Heat a saute pan over medium high heat and add the butter & olive oil until the butter is foamy. Add the onions & garlic, reduce the heat to medium and sweat until tender and translucent. Turn the heat back up and let the pan get hot. Add the mushroom, season with salt & pepper and saute until they are tender and starting to take on some color. Add the couscous and continue to saute until the couscous is heated up and everything is all mixed up.

Add the stock, thyme and bay leaves, stir to combine and bring to a simmer.
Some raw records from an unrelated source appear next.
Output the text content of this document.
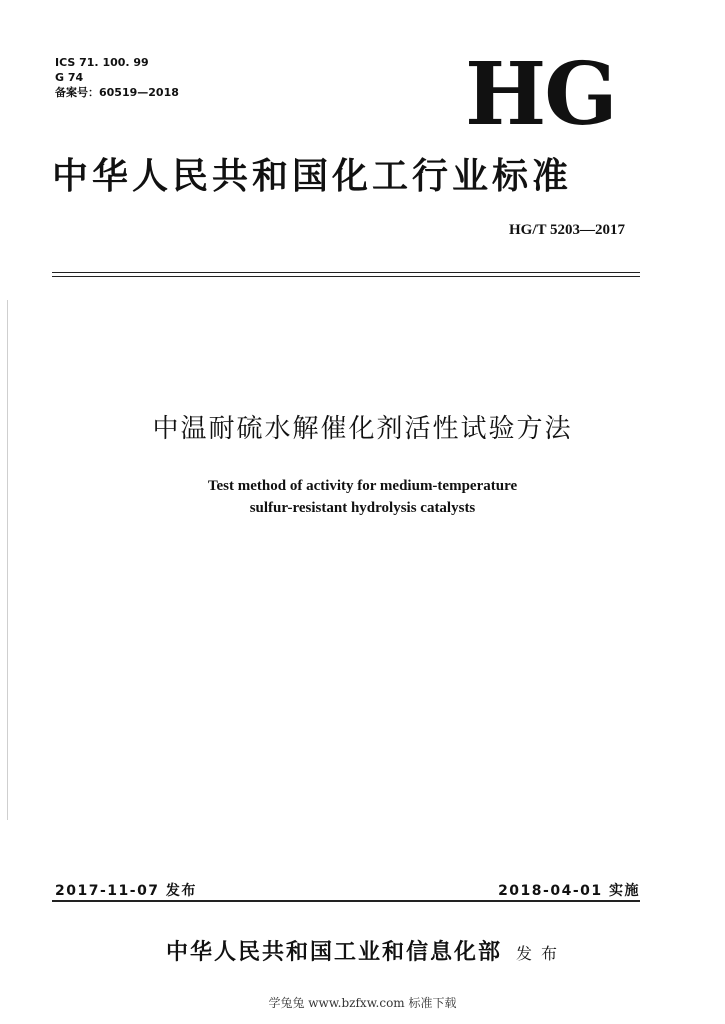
ICS 71. 100. 99
G 74
备案号：60519—2018	HG
中华人民共和国化工行业标准
HG/T 5203—2017
中温耐硫水解催化剂活性试验方法
Test method of activity for medium-temperature
sulfur-resistant hydrolysis catalysts
2017-11-07 发布	2018-04-01 实施
中华人民共和国工业和信息化部 发 布
学兔兔 www.bzfxw.com 标准下载
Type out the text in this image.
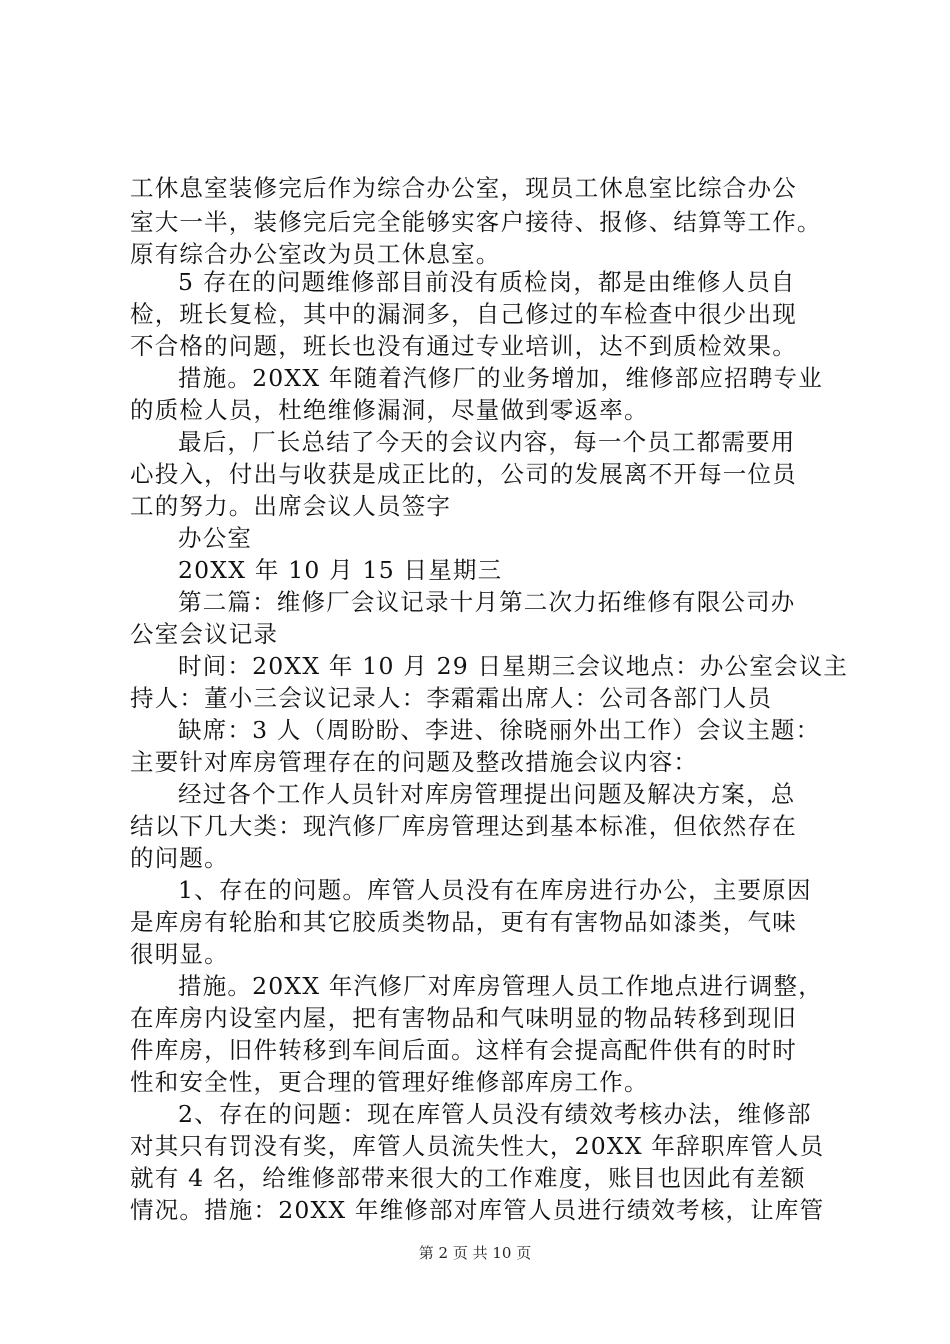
工休息室装修完后作为综合办公室，现员工休息室比综合办公
室大一半，装修完后完全能够实客户接待、报修、结算等工作。
原有综合办公室改为员工休息室。
5 存在的问题维修部目前没有质检岗，都是由维修人员自
检，班长复检，其中的漏洞多，自己修过的车检查中很少出现
不合格的问题，班长也没有通过专业培训，达不到质检效果。
措施。20XX 年随着汽修厂的业务增加，维修部应招聘专业
的质检人员，杜绝维修漏洞，尽量做到零返率。
最后，厂长总结了今天的会议内容，每一个员工都需要用
心投入，付出与收获是成正比的，公司的发展离不开每一位员
工的努力。出席会议人员签字
办公室
20XX 年 10 月 15 日星期三
第二篇：维修厂会议记录十月第二次力拓维修有限公司办
公室会议记录
时间：20XX 年 10 月 29 日星期三会议地点：办公室会议主
持人：董小三会议记录人：李霜霜出席人：公司各部门人员
缺席：3 人（周盼盼、李进、徐晓丽外出工作）会议主题：
主要针对库房管理存在的问题及整改措施会议内容：
经过各个工作人员针对库房管理提出问题及解决方案，总
结以下几大类：现汽修厂库房管理达到基本标准，但依然存在
的问题。
1、存在的问题。库管人员没有在库房进行办公，主要原因
是库房有轮胎和其它胶质类物品，更有有害物品如漆类，气味
很明显。
措施。20XX 年汽修厂对库房管理人员工作地点进行调整，
在库房内设室内屋，把有害物品和气味明显的物品转移到现旧
件库房，旧件转移到车间后面。这样有会提高配件供有的时时
性和安全性，更合理的管理好维修部库房工作。
2、存在的问题：现在库管人员没有绩效考核办法，维修部
对其只有罚没有奖，库管人员流失性大，20XX 年辞职库管人员
就有 4 名，给维修部带来很大的工作难度，账目也因此有差额
情况。措施：20XX 年维修部对库管人员进行绩效考核，让库管
第 2 页 共 10 页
Reduce heat to medium, cover and simmer until almost all of the liquid has been absorbed. Check on it a couple times, it takes about 10 minutes to cook out and will need some stirs toward the end to make sure it isn’t sticking at all. Add the grated parmesan & soy sauce and stir it in. Give it a taste and adjust the seasoning as needed. Cover with the lid and let it sit for 5-10 minutes, stir up before serving.

The end result shouldn’t be a creamy mess, but more gently held together with a light parmesan sauce. Also I know this seems an odd place to add soy, it isn’t, I promise. Soy sauce is magic with mushrooms, helps deepen their flavor, another ingredient that you wouldn’t know it was in there but would miss it if it wasn’t. The leftovers heat back up really well, too!